Kleineres, aber trotzdem erfreuliches Plus

EMMETTEN ⋅ Der Überschuss der politischen Gemeinde fällt zwar etwas kleiner aus als budgetiert. Das hat aber seinen guten Grund. Auch die Schulgemeinde freut sich über ihren Rechnungsabschluss.
16. Mai 2017, 06:56

Die Rechnung der politischen Gemeinde, über welche die Emmetter an der Gemeindeversammlung vom Freitag abstimmen, schliesst mit einem Überschuss von 77200 Franken ab. Damit ist das «sichtbare» Plus etwas kleiner als erwartet. Denn im Budget war noch von 136160 Franken die Rede. Mehraufwendungen gab’s unter anderem wegen der Anschaffung neuer Wegweiser infolge Flurnamenbereinigung, die ins Jahr 2016 verschoben wurde. Auch die Kulmplattform wurde erst im vergangenen Jahr erstellt. Schlechter als budgetiert fielen die Zahlen auch beim Posten Wirtschaftliche Hilfe aus. Mit 192600 Franken waren die Kosten fast doppelt so hoch wie budgetiert. Die grössten Abweichungen gab’s beim Kostenersatz an auswärts wohnhafte Gemeindebürger und bei der direkten wirtschaftlichen Sozialhilfe. Höher als geplant fielen die Kosten beim Unterhalt vom Leitungsnetz und der Reservoire aus.

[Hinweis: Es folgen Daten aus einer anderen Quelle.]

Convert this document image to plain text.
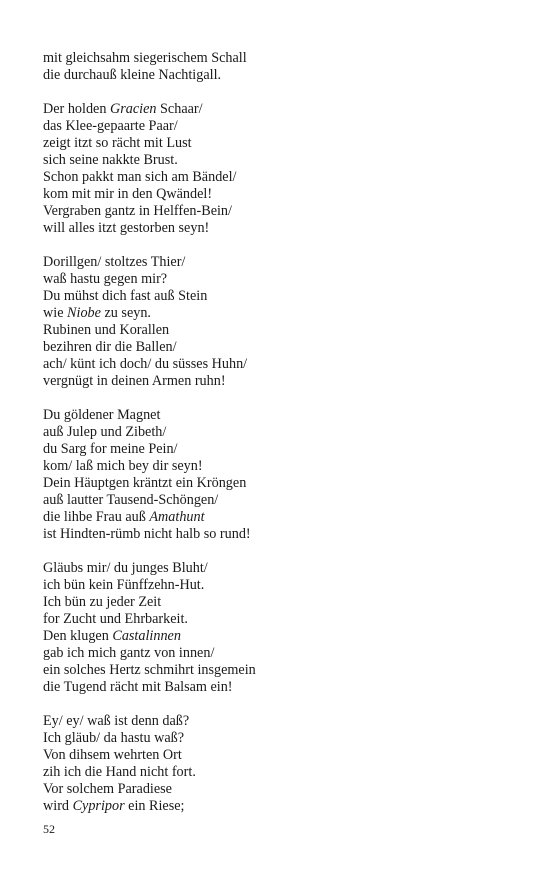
mit gleichsahm siegerischem Schall
die durchauß kleine Nachtigall.
Der holden Gracien Schaar/
das Klee-gepaarte Paar/
zeigt itzt so rächt mit Lust
sich seine nakkte Brust.
Schon pakkt man sich am Bändel/
kom mit mir in den Qwändel!
Vergraben gantz in Helffen-Bein/
will alles itzt gestorben seyn!
Dorillgen/ stoltzes Thier/
waß hastu gegen mir?
Du mühst dich fast auß Stein
wie Niobe zu seyn.
Rubinen und Korallen
bezihren dir die Ballen/
ach/ künt ich doch/ du süsses Huhn/
vergnügt in deinen Armen ruhn!
Du göldener Magnet
auß Julep und Zibeth/
du Sarg for meine Pein/
kom/ laß mich bey dir seyn!
Dein Häuptgen kräntzt ein Kröngen
auß lautter Tausend-Schöngen/
die lihbe Frau auß Amathunt
ist Hindten-rümb nicht halb so rund!
Gläubs mir/ du junges Bluht/
ich bün kein Fünffzehn-Hut.
Ich bün zu jeder Zeit
for Zucht und Ehrbarkeit.
Den klugen Castalinnen
gab ich mich gantz von innen/
ein solches Hertz schmihrt insgemein
die Tugend rächt mit Balsam ein!
Ey/ ey/ waß ist denn daß?
Ich gläub/ da hastu waß?
Von dihsem wehrten Ort
zih ich die Hand nicht fort.
Vor solchem Paradiese
wird Cypripor ein Riese;
52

Gemeinderat Andreas Näpflin schreibt von einem «unsichtbaren» grossen Plus. Denn in der Rechnung seien bereits zwei Vorfinanzierungen berücksichtigt: 250000 Franken für die Strassen und 115000 Franken für die Strassenbeleuchtung. Dies mache Sinn, da eine in Auftrag gegebene Studie «Unterhalts- und ­Finanzplanung Strassen, Geh­wege und Bushaltestellen» grosse Investitionsausgaben in den nächsten 35 Jahren vorsehe. Zudem wurden die restlichen Aktien der Bergbahnen Beckenried-Emmetten AG ausserplanmässig abgeschrieben.

Die grössten Mehrerträge zeigten sich in den Fiskalabgaben (70000 Franken), im Finanzausgleich (98000 Franken) und in den Grundstückgewinnsteuern (223000 Franken). Die Nettoverschuldung pro Einwohner hat sich von 3371 Franken 2015 auf 3629 Franken im vergangenen Jahr erhöht. Die Nettoinvestitionen betrugen im vergangenen Jahr 998906 Franken (Vorjahr 1,6 Millionen Franken).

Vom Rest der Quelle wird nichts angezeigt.